Most mobile applications are not compelling enough for consumers to download and use them on their phones, but the act of searching for something inside the app reveals so
much about the person's intent in that moment. That mobile moment is fast becoming the real-time metric for serving content and targeting advertisements, according to a study released Monday, but how
can brands do more to develop a mobile strategy when the biggest challenge points to only the best customers use a brand's mobile application?

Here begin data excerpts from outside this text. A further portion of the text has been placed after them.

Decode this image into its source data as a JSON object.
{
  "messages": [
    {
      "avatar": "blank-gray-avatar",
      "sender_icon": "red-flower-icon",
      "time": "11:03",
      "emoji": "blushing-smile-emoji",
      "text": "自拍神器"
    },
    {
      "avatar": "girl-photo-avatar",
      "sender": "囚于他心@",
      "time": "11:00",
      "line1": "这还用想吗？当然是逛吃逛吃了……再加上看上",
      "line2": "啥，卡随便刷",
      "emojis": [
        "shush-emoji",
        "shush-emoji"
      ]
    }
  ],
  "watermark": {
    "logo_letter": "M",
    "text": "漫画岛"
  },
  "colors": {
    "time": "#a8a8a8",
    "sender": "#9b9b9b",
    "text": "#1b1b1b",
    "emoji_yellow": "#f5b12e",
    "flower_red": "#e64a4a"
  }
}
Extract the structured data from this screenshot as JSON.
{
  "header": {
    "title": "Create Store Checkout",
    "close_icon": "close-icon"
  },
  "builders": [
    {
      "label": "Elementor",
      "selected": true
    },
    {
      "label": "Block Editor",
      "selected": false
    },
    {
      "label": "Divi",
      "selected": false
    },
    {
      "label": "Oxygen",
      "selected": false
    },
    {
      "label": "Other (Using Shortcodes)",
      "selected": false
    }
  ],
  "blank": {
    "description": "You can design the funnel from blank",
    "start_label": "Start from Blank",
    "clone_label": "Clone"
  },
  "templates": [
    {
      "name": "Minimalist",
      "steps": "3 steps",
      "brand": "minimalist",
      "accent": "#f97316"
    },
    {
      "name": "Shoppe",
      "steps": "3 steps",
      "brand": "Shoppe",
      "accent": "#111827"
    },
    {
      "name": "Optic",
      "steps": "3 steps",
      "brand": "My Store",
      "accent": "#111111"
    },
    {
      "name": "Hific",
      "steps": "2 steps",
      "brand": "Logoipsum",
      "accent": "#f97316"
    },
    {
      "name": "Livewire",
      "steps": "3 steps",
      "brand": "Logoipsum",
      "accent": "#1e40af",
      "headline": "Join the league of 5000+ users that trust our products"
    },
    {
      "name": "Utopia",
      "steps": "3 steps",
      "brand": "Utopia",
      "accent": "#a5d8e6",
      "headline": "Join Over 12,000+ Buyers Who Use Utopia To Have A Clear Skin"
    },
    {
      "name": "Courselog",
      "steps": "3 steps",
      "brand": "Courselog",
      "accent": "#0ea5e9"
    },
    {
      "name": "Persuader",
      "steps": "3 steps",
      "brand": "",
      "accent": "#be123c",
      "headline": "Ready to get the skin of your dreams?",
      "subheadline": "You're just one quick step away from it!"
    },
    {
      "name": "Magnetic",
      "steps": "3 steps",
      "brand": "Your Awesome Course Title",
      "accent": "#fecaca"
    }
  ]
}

Consumers using mobile applications reveal a phenomenal amount of information about themselves, along with their needs and motivations through the use of search and features such as calendars, email, browsers, and cloud services, according to a Forrester Research study titled "Your Customers Will Not Download Your App." Mobile applications magnify the view, but browsers like Chrome, Firefox, and Internet Explorer and operating systems such as Windows and iOS see cross-channel behavior even more clearly.
Since apps are for a brand's best customers, how should marketers use the app to make new customers their best customers? "Get to know them for a while first-- if they download the app--build trust, and delivery relevant, contextual services without being creepy," Ask told Search Marketing Daily. "Don't pitch them products--at least don't lead with that. Start with being helpful and offer utility or education, even entertainment."
Social networks claim 14% of all mobile business, about 25 minutes per day. So it shouldn't come as a surprise that a handful of companies, such as Facebook, dominate U.S. mobile minutes spent in applications owned by major technology companies.
Facebook at 13% takes the majority, followed by Google at 12%, Enterprise at 8, and Native at 4%. Amazon and Apple each own 3% of the time. Yahoo owns 2%. Microsoft and eBay each own 1%. The numbers are based on 1,721 U.S. online smartphone owners age 18 and older.